Fraser’s messages will focus on racial economic disparity and what blacks must do to close the divide. Eugene Mitchell and Maggie Anderson, both authors and past presenters at the A.G. Gaston Conference, follow Fraser in Tuesday’s lineup.

UAB’s Anthony Hood will lead a panel discussion on “The Next A.G. Gastons.” (contributed)

First-time conference speakers include Shelly Bell, founder of Black Girl Ventures, a social enterprise that creates access to social and financial capital for black and brown women business owners. Michael Graves, son of Black Enterprise Magazine founder Earl Graves, will close the conference. Graves’ ties to Black Enterprise, which named Gaston “Entrepreneur of the 20th Century,” are obvious. Graves, founding member and managing partner of the Graves Advisory Group LLC, launched Graves Advisory, a marketing firm based in New York that focuses on business development and analytical growth strategies, branding, image consulting and one-on-one coaching, services most businesses need.

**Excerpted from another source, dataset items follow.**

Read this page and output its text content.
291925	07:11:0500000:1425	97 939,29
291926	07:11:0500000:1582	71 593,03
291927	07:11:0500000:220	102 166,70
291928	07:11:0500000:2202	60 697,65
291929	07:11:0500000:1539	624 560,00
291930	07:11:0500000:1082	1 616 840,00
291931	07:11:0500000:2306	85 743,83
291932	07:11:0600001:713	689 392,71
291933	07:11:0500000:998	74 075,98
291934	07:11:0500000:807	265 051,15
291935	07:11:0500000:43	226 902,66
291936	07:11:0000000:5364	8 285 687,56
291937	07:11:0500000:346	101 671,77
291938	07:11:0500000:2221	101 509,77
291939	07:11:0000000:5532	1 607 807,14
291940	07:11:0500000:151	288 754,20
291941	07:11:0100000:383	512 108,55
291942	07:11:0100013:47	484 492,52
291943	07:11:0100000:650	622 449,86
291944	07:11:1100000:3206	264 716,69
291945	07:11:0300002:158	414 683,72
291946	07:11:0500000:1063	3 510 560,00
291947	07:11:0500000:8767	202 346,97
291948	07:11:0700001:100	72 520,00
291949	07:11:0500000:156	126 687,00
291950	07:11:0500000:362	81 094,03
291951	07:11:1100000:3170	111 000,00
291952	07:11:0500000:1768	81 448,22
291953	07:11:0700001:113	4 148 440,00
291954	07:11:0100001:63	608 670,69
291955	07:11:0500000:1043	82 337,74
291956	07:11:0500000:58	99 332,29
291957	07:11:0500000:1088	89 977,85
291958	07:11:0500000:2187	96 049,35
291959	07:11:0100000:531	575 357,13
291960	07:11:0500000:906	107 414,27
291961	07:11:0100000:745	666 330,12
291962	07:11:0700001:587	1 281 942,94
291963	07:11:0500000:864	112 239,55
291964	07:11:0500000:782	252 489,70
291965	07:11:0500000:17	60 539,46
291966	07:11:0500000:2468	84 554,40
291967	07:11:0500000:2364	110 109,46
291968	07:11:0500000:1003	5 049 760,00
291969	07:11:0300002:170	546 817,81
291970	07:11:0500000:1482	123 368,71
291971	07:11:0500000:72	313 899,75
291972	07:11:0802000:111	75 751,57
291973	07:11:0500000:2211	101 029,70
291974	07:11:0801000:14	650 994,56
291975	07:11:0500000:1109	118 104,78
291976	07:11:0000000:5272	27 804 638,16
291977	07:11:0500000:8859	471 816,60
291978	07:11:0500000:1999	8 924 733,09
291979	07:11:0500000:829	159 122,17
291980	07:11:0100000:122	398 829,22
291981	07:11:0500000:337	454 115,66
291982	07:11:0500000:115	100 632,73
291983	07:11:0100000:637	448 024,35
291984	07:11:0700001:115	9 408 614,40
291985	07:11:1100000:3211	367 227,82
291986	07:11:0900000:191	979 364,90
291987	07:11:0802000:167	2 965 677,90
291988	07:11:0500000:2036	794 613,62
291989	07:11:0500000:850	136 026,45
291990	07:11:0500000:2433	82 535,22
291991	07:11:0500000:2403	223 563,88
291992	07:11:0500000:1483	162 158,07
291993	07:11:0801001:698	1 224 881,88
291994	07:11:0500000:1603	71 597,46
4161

Birmingham leaders scheduled to speak include: Fred McCallum, a former CEO of AT&T who came out of retirement to serve in his current role as interim president of the Birmingham Business Alliance; Ronald Mathieu, president and CEO of the Birmingham Airport Authority; and Anthony C. Hood, director of Civic Innovation in the Office of the President of UAB and an associate professor of management in the UAB Collat School of Business.

McCallum and Mathieu are among panelists serving on the 2020 Business Corner Opportunity Forum that kicks off the conference at 9:30 a.m. on Tuesday, Feb. 11. The panel discussion, moderated by Tracy Morant Adams of Renasant Bank, will focus on supplier diversity and what it takes to qualify for business contracts.

Other Birmingham leaders will appear on the Opportunity Forum panel:

Hood will lead a panel discussion, “The Next A.G. Gastons,” on Wednesday, Feb. 12 at 9 to 10:15 a.m. that focuses on how to develop the next generation of young entrepreneurs in Birmingham.